The Estella Adobe Church that stands on Airport Road just north of the airport was built circa 1878 by pioneers of the Estrella Plains as the first Protestant church in northern San Luis Obispo County. It prospered for a few years but by 1886 was no longer used and fell into disrepair, disintegrating over the years.

The church was restored by the Historical Committee of the Paso Robles Women’s Club and rededicated in 1952. The restoration was done by French-Swiss adobe expert Jess Crettol, who moved his family from Wasco to San Miguel in 1934 to restore Mission San Miguel. Orphaned at 12, he left home and traveled through Europe before coming to America in the early 1900s. While in Spain, he learned to make and build with adobe.

To help rebuild the Estrella church, young men from the California Youth Authority facility (popularly called the “Boys’ School”), just a couple miles south of the church, were recruited.

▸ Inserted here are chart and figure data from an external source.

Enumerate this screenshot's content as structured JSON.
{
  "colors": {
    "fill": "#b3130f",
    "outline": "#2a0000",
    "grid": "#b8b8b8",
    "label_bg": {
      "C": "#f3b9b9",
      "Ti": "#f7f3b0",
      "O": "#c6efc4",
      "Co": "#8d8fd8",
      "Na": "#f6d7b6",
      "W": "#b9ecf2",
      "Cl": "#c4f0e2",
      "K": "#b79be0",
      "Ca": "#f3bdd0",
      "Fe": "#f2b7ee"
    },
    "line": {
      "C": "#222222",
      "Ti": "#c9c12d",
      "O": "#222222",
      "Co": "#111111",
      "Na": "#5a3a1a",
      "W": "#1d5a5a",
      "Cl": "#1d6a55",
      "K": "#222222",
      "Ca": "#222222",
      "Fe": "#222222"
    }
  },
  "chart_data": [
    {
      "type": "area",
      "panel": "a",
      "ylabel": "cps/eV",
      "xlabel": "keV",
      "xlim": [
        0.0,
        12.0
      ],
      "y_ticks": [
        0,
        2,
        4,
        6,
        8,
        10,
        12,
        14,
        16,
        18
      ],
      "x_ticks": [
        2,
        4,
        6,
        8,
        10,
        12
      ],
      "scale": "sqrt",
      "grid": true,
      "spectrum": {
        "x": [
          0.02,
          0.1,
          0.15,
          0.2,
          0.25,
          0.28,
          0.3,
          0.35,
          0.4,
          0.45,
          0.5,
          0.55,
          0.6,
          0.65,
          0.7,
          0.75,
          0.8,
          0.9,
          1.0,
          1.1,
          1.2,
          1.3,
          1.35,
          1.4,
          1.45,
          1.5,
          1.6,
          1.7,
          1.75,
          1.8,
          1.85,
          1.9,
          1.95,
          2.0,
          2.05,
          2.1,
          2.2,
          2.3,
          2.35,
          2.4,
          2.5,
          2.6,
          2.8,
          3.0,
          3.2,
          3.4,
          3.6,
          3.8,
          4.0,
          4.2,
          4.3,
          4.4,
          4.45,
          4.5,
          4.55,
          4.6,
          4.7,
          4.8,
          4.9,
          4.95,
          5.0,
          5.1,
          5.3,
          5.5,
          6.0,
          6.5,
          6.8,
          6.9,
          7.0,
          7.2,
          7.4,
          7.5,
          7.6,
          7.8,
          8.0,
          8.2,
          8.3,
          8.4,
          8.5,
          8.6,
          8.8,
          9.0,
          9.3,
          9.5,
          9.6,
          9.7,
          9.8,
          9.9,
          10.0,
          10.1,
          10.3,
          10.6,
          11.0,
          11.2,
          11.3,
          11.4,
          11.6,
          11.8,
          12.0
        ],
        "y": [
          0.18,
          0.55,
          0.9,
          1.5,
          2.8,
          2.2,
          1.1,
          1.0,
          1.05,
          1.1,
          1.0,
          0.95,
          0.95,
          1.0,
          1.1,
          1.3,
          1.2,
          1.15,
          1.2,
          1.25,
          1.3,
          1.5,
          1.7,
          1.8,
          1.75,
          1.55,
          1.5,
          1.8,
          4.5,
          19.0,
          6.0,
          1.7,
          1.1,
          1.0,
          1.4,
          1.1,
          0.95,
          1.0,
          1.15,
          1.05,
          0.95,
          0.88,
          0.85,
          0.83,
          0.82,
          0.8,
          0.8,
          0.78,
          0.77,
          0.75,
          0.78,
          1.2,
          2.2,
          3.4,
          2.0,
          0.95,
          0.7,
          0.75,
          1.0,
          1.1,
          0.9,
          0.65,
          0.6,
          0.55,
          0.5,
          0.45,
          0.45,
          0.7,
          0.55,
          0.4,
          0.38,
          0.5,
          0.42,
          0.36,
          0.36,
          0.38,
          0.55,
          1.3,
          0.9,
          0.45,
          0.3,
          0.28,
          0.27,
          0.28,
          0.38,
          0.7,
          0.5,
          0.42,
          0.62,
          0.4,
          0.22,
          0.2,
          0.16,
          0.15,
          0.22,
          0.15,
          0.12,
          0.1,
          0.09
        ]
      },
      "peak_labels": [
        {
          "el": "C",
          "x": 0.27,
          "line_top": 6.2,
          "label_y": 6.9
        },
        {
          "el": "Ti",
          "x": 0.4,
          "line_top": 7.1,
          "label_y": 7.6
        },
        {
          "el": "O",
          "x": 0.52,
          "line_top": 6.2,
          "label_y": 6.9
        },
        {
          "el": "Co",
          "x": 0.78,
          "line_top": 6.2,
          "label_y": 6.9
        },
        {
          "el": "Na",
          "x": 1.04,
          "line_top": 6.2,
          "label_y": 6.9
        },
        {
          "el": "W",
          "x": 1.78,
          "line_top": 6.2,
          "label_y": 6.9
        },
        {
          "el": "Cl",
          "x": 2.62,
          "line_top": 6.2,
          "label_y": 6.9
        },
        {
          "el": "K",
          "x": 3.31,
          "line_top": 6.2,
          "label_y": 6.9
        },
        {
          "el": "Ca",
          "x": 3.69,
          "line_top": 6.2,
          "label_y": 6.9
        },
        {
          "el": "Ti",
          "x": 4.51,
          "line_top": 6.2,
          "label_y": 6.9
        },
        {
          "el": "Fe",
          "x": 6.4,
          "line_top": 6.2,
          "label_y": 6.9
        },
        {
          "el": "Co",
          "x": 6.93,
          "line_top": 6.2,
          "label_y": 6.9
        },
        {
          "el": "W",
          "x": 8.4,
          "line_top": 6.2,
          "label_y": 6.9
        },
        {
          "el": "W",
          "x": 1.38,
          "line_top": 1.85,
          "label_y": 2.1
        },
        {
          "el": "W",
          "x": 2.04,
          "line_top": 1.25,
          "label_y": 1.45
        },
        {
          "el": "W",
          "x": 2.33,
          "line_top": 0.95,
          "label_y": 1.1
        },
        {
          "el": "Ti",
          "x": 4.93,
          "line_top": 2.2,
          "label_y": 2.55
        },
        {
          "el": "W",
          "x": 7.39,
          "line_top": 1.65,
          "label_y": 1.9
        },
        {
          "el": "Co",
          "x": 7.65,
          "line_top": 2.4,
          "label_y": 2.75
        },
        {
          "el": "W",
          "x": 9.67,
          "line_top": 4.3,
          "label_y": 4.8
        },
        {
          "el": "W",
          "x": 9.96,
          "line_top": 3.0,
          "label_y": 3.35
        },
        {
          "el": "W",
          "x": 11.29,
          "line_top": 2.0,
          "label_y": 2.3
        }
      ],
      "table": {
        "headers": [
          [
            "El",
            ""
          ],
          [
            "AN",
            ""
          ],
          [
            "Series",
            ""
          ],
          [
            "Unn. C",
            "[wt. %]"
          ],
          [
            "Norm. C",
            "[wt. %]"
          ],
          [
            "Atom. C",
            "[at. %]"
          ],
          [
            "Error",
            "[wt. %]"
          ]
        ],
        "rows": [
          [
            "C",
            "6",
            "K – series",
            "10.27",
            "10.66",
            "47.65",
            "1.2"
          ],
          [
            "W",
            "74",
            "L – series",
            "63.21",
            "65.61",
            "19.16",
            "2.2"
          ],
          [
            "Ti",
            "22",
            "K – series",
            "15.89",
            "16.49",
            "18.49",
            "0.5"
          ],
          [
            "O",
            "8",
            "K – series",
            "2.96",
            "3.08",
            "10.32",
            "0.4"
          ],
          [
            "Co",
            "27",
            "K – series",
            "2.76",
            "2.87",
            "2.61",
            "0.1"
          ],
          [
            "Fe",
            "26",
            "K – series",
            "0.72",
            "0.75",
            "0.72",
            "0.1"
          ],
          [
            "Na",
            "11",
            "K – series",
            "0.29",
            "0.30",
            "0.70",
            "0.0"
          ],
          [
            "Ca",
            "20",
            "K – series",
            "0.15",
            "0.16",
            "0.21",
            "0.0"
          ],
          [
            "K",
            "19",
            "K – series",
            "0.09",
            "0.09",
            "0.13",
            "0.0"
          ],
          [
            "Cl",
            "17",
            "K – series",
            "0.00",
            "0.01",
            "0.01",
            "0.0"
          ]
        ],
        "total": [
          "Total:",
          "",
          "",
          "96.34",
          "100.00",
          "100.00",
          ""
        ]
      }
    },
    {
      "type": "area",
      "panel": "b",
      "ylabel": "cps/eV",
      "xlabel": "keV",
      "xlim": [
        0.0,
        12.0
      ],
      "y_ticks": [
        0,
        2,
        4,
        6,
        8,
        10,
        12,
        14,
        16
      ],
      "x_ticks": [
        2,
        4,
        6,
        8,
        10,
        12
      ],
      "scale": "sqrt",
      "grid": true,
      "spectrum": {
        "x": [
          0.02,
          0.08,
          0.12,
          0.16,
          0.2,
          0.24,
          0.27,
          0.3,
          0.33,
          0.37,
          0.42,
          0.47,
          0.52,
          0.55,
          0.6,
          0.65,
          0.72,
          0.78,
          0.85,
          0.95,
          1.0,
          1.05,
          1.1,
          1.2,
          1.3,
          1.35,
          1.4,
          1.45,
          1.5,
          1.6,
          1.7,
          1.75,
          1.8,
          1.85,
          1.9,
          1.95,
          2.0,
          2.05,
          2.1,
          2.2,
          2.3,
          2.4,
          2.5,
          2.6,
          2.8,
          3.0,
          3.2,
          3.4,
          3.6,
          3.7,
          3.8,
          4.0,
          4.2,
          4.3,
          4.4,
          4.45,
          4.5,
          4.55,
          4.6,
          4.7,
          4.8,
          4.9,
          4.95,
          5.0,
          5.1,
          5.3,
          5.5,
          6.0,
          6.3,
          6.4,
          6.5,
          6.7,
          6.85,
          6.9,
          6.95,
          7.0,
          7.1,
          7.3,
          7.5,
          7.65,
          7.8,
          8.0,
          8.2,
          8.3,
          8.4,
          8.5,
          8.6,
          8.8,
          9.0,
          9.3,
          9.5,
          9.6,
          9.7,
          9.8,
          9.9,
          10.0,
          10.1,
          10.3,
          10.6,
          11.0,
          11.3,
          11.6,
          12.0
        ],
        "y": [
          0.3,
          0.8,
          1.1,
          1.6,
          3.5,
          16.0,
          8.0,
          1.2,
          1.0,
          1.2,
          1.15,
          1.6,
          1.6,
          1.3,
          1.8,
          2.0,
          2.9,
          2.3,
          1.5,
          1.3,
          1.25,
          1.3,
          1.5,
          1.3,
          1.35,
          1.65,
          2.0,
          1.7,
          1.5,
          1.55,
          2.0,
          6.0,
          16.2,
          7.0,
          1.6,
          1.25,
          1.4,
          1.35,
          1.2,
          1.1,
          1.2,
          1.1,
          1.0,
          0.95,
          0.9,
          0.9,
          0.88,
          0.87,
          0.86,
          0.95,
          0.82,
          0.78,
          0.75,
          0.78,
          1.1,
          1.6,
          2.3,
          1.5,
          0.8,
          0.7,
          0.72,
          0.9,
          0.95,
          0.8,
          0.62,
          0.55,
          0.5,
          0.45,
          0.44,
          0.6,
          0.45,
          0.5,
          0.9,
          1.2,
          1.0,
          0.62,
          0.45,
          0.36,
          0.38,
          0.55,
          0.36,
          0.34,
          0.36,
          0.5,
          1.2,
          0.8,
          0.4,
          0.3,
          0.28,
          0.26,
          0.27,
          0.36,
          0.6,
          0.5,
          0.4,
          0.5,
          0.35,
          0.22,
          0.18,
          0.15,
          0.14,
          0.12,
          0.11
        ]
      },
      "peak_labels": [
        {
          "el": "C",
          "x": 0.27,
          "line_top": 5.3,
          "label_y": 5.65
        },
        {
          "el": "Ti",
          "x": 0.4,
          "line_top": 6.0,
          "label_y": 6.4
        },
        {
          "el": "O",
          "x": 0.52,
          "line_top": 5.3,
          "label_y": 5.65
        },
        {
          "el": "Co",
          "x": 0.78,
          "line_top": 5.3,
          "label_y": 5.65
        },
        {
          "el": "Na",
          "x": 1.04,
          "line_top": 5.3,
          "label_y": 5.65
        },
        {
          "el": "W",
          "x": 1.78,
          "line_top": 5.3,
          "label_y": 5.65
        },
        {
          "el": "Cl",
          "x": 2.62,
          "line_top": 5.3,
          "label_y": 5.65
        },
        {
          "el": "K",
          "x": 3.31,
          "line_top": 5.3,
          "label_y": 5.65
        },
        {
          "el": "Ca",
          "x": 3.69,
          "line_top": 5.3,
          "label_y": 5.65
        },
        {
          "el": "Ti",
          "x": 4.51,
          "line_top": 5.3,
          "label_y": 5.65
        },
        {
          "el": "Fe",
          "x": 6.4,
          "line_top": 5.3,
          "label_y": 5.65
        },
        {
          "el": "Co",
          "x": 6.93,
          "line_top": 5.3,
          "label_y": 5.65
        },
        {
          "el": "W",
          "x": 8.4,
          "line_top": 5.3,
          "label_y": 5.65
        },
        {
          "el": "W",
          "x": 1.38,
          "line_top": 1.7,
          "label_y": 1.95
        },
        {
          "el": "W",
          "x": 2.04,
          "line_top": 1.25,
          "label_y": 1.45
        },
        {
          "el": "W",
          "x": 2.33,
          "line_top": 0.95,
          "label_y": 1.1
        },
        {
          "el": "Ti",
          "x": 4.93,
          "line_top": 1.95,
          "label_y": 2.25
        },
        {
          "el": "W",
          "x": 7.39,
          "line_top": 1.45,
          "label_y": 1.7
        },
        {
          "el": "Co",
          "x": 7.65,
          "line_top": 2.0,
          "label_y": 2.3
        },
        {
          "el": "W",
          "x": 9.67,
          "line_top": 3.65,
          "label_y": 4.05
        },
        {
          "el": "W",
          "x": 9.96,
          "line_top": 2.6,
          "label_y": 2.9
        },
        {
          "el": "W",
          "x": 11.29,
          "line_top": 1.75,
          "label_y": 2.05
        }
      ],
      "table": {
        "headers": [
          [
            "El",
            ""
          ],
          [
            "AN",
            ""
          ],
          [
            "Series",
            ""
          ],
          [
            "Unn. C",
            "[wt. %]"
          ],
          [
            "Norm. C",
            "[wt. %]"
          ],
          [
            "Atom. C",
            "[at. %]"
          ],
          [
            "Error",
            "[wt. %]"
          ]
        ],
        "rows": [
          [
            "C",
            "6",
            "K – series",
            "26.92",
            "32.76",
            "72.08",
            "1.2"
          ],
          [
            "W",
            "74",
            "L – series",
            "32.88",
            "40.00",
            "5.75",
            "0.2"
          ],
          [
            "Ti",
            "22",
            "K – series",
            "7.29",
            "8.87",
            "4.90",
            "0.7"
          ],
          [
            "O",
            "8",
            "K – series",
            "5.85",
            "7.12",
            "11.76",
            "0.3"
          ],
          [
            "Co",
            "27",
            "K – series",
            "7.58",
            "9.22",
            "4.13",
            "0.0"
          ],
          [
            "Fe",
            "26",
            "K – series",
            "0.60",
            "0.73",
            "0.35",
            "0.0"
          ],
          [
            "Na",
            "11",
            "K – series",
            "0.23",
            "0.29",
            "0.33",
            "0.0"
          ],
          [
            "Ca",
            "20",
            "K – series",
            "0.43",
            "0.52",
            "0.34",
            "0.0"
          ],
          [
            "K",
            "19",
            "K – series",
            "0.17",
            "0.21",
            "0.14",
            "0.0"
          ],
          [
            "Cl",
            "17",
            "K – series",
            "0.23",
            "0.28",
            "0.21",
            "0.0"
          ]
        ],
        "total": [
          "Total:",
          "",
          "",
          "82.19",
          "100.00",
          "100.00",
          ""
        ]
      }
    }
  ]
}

The adobe bricks were made in a corner of the school property and trundled to the church by the crews on foot.

Crew Supervisor James White from San Miguel hand-wrote an account of the experience. Here are excerpts from his account:
“We then cleaned the debris from inside and next to the outside. This was placed in several piles and used to make mortar for binding the bricks. This mortar was from the original fallen and disentergated (sic) bricks. Mr. Crettol then selected two or three boys to be his bricklaying apprentices. The rest of us made mortar, hauled bricks to the layers and generally did the roustabout duties. When the window frames were placed the bricks were snugly and closely to the frames. When the mortar dried, long strong nails were pounded through the frame into the dried mortar. The door was similarly done and both had railroad ties over the top of each. When proper height was reached the 9-inch bricks were split lengthwise, then laid to the edge of the 12-inch bricks. Then strands of barbed wire were twisted together, attached either end to railroad ties that were used to provide a basis for the rafters. The barbed wire was covered with mortar. Any heavy wire or metal rods would have sufficed, but the barbed wire was discarded and handy. We also put a cement skirt around the base of the church to prevent water from doing damage, also the roof eaves are pretty far out. I think I remember that the walls were set on a foundation of rocks the size of baseballs and cemented with mud mortar similar to some of the San Miguel Mission.” He concluded with, “This is all I can recall at this time, 50 years ago seems long but seems to my mind that it was only a few years ago. The boys and I know what we contributed to the restoration will last long after we have passed away.”